We are testing a 4-process WCF IIS application (x3 release versions) for memory stability (leaks) by simply pinging it every ~1s as a Load Balancer might. It runs fine for >12hours if nothing else is running on the server.
However if we purposely reduce the total available memory (fixing the page, reduce physical memory, launch other apps) and push the physical memory usage to 97% and leave it there for 5 minutes or more, oftentimes Windows will sense the condition and shutdown one of the processes. Note it also fails if the total memory is pushed to 97% (by using a fixed page file).
However, analyzing the memory footprint of one of the surviving processes using the RedGate tool, shows this:
Since the requests are just a steady ping, there seems to be no practical reason for .NET to hold the 269MB free memory when the server is starved. About 50% of the IIS Processes appear to be in this state (~1.8GB).

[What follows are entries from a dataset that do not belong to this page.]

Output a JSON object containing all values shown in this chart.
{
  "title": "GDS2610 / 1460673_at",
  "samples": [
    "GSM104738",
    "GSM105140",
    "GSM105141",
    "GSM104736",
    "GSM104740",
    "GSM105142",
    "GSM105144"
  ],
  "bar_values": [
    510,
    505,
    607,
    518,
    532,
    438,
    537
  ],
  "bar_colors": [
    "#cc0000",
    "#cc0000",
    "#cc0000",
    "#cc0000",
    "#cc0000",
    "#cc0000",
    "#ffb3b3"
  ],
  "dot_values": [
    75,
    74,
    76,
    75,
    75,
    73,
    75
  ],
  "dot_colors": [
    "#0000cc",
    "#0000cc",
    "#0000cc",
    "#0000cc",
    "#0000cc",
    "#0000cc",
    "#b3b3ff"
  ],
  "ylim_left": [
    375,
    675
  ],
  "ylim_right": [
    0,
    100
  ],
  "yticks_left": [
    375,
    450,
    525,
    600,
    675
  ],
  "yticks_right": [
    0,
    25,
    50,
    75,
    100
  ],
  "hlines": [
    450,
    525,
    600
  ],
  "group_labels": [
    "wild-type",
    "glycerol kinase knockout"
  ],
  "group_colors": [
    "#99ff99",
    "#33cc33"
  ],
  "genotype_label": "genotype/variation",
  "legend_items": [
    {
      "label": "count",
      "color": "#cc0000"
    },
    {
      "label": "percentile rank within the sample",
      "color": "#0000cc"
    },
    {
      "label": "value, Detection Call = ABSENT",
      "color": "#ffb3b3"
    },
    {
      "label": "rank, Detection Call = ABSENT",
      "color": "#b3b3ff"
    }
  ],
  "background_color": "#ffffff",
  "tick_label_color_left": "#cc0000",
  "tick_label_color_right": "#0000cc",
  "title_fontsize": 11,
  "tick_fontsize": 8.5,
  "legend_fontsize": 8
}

The App is compiled against .NET 4.0, gcServer true. IIS Gate checking was set to 0% (minFreeMemoryPercentageToActivateService="0") although we would probably set it to 2% in production.
The Server is 2008 R2, ~4GB physical 4GB fixed page, was tested with 4.0 and then 4.5.1 (didn't matter).
There is an answer to a similar question by @atanamir claiming:
".NET will free its heap back to the OS once you're running low on physical memory."
Anyone know of any reference for that claim? Could it be version specific?